Pasar Unggas Moncer, Laba Japfa Meroket 120% Jadi Rp 2 Triliun 2021

ANTARA FOTO/Hafidz Mubarak A/wsj.
Pegawai melintas di dekat monitor pergerakan indeks harga saham di Bursa Efek Indonesia, Jakarta, Selasa (7/12/2021).
5/4/2022, 16.53 WIB

PT Japfa Comfeed Tbk (JPFA) membukukan laba bersih sebesar Rp 2,02 triliun pada 2021, meroket 120,6% dari perolehan laba bersih Japfa tahun sebelumnya sebesar Rp 916,71 miliar. Kinerja yang cemerlang emiten sektor perunggasan ini mayoritas ditopang oleh penjualan komersial.

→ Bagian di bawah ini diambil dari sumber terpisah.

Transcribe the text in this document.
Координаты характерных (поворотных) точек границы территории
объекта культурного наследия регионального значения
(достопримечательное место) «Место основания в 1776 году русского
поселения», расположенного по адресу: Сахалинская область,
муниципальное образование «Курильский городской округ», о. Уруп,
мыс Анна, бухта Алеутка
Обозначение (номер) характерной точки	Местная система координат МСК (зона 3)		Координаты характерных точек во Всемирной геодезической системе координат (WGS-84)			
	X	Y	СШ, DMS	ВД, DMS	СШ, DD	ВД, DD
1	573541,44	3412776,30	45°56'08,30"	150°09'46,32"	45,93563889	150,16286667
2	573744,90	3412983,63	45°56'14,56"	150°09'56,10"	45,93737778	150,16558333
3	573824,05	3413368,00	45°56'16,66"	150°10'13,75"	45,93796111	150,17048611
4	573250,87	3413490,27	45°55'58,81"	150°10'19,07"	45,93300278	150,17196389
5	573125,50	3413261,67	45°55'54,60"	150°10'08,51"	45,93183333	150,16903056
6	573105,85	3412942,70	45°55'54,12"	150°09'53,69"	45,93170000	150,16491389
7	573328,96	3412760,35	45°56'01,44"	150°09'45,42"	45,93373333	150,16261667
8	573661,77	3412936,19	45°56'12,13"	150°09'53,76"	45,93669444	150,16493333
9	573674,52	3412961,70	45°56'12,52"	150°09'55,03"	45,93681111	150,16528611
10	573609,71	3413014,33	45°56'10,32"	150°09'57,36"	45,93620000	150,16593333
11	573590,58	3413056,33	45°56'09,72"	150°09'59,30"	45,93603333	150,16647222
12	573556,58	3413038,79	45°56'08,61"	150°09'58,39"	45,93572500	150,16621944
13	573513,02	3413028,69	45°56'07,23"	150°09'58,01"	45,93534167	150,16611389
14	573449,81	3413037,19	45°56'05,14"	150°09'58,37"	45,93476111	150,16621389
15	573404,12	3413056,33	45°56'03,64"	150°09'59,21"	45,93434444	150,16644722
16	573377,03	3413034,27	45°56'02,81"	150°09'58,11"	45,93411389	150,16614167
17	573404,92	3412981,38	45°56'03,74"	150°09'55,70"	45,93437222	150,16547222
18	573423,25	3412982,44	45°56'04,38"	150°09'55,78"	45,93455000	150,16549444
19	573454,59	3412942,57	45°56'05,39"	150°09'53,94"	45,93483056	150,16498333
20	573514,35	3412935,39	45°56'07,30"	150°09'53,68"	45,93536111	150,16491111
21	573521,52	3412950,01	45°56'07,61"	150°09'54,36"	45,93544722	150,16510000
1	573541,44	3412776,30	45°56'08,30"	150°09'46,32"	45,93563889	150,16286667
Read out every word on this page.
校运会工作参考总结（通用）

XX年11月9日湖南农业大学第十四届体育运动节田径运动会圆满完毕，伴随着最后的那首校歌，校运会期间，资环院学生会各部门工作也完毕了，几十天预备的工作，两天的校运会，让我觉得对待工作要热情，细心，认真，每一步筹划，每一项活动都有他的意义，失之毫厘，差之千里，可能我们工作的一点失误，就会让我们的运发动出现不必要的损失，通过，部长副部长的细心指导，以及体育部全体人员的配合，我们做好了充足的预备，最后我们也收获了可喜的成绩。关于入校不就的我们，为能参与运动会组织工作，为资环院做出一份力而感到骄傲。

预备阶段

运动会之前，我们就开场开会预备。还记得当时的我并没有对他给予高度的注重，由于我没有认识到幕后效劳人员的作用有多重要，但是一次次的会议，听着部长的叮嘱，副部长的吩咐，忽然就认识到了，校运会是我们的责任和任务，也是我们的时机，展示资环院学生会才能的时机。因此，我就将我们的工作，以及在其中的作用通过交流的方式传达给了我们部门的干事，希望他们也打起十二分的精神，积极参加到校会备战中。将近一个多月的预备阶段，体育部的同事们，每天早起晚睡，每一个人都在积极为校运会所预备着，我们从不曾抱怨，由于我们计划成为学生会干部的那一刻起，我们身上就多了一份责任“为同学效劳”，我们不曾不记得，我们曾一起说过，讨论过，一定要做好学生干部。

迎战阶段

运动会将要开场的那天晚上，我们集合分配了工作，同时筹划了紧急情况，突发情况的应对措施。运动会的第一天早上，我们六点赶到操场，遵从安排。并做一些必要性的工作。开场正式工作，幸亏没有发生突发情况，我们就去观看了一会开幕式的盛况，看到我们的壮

Berdasarkan laporan keuangan, penjualan bersih Japfa melonjak 21,40%, dari sebelumnya Rp 36,94 triliun menjadi Rp 44,87 triliun pada 2021. Segmen penjualan komersial menjadi kontributor terbesar dengan perolehan Rp 17,60 triliun, diikuti oleh segmen pakan ternak dengan perolehan mencapai Rp 13,92 triliun.

Kemudian, segmen pengolahan hasil peternakan dan poultry processing produk konsumen berkontribusi sebesar Rp 6,29 triliun dari sebelumnya Rp 5,22 triliun. Selanjutnya, segmen budidaya perairan sebesar Rp 3,94 triliun, pembibitan unggas sebesar Rp 2,66 triliun, serta perolehan segmen perdagangan dan lain-lain sebesar Rp 2,02 triliun.

Sementara itu, dari sisi segmen pasar, penjualan Japfa ke pasar domestik pada 2021 mencapai Rp 44,25 triliun atau naik 21,48% dari capaian tahun sebelumnya sebesar Rp 36,42 triliun. Lalu, penjualan ekspor naik 16,11% dari sebelumnya Rp 536,80 miliar menjadi Rp 623,30 miliar.

Perseroan juga mencatatkan kenaikan beban pokok penjualan sebesar 24,8% menjadi Rp 36,86 triliun dari sebelumnya Rp 29,53 triliun. Adapun, kenaikan signifikan terlihat pada beban bahan baku yang digunakan menjadi Rp 32,09 triliun atau naik 29,93% dari Rp 24,69 triliun.

Dalam materi paparan publik yang dirilis perseroan dalam keterbukaan informasi di Bursa Efek Indonesia (BEI), sepanjang 2021, perseroan menghadapi tantangan berupa membanjirnya DOC di pasar, di antaranya karena menurunnya daya beli dan pemberlakuan PPKM oleh pemerintah.

Meskipun harga live bird pada kuartal pertama dan kuartal kedua cukup baik, namun seiring dengan meningkatnya kasus Covid-19 menyebabkan permintaan ayam turun drastis pada kuartal ketiga. Hal ini menyebabkan harga live bird kembali tertekan.

"Situasi membaik pada kuartal keempat, ditunjukkan dengan adanya indikasi peningkatan kembali harga live bird," tulis manajemen JPFA dalam keterbukaan informasi, dikutip Selasa (5/4).

Selain itu, perseroan juga menghadapi tantangan dengan ketersediaan dan kenaikan hampir semua harga bahan baku, terutama bungkil kedelai dan jagung. Sementara, kenaikan harga bahan baku yang sangat signifikan tersebut tidak bisa sepenuhnya dibebankan pada kenaikan harga pakan, karena kondisi peternakan yang sedang mengalami kerugian dan masih lemahnya daya beli masyarakat.

Untuk tahun ini, perseroan akan terus memperkuat bisnis hilirnya melalui pengembangan bisnis pengolahan hasil peternakan dan produk konsumen, serta mendorong pertumbuhan penjualan ritel ke konsumen melalui outlet ritel yang dimiliki Perseroan baik secara offline maupun online.

Industri peternakan dan perikanan masih memiliki potensi yang sangat besar, mengingat populasi penduduk Indonesia yang besar. Masih rendahnya tingkat konsumsi protein hewani di Indonesia, membuat peluang usaha perseroan ke depan masih sangat terbuka lebar.

"Kami tetap yakin akan prospek jangka panjang dan pertumbuhan berkelanjutan perseroan pada masa-masa yang akan datang," ujar manajemen JPFA.